What type of account is Owner's Equity?

Owners equity account records the initial investment of the owner in the business plus additional investments. This is adjusted for any incomes and losses and thus its balance may change over time.

How do you find the net income when assets are given?

Answer:You can't. Assets are resources the company uses and net income tells how well the company has performed the last year. You can't tell by the mere value of assets at a point in time how well the assets have been managed (profitability) over the last year.

Assets could have dropped as a result of losses, or gained as a result of gains. As a complicating factor, assets can still drop if there has been a profit, for example, when the profits have been used to pay down debt.

Would a purchase of treasury stock affect retained earnings?

Answer:The purchase of treasury stock does not affect retained earnings.

When the company owns treasury stock, then 'treasury stock' has a debit balance. It is nevertheless presented under equity, with a negative sign.

(Technically, when a T-account switches from debit to credit - or the other way around - the sign flips.)

Nevertheless, a subsequent sale of treasury stock can affect retained earnings when the amount received is below the cost (a loss is made). This loss is subtracted from retained earnings if there are no cumulative gains on prior sales of treasury stock.

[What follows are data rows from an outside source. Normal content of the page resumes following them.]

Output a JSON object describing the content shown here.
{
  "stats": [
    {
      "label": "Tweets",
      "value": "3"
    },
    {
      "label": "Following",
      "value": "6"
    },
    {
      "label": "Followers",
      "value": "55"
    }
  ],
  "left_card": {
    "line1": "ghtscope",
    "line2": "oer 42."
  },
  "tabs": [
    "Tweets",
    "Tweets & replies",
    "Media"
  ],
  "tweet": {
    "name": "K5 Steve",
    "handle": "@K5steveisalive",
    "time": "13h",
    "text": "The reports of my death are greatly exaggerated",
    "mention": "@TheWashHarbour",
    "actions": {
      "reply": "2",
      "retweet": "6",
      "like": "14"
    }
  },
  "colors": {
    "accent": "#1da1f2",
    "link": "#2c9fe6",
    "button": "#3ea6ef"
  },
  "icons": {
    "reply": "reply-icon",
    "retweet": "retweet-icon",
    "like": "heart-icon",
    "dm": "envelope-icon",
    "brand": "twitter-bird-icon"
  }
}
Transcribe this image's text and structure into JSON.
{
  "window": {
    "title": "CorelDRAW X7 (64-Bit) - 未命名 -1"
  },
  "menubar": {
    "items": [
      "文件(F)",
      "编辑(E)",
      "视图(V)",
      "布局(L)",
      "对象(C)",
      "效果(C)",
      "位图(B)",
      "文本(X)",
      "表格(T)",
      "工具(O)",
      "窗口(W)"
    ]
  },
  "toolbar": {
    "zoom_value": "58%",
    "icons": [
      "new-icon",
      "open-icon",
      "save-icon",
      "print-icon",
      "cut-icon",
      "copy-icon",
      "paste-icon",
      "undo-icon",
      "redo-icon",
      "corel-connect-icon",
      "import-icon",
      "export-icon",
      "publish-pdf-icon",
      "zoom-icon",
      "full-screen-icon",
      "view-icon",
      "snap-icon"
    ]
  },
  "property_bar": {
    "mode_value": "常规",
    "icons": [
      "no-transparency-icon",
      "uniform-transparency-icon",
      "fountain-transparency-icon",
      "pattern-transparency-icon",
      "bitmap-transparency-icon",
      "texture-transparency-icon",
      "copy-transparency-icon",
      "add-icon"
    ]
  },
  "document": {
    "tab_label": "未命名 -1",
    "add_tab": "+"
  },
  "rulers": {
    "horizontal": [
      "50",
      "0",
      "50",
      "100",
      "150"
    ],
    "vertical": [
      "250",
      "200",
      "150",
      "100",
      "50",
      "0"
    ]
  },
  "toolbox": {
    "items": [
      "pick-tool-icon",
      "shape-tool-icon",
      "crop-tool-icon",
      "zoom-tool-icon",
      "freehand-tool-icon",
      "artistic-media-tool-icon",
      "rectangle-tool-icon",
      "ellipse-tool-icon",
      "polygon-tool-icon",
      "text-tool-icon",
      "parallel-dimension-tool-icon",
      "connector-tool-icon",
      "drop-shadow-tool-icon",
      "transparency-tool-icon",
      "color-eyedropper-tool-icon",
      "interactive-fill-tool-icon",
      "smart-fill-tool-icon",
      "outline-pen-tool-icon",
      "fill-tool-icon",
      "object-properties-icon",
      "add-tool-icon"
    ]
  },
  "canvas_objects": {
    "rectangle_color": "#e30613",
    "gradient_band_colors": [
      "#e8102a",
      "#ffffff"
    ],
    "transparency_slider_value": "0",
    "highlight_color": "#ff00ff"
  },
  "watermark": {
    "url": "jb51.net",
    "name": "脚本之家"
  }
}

Why is there a difference between net and gross profit?

Gross profit is the total amount of money that you get. And net profit is the amount left after you subtract your costs. For example, if you sold a toy on Ebay for 100.oo dollars. Your gross profit would be 100. You spent 30 dollars on the items and 6 dollars to list on ebay. subtract your expenses from you gross profit and then that is your NET Profit.

What are relining expenses?

Relining expenses are expenses incurred to protect and preserve the insulation layer of the Kiln which gets damaged and worn out on account of high temperature and constant wear and tear.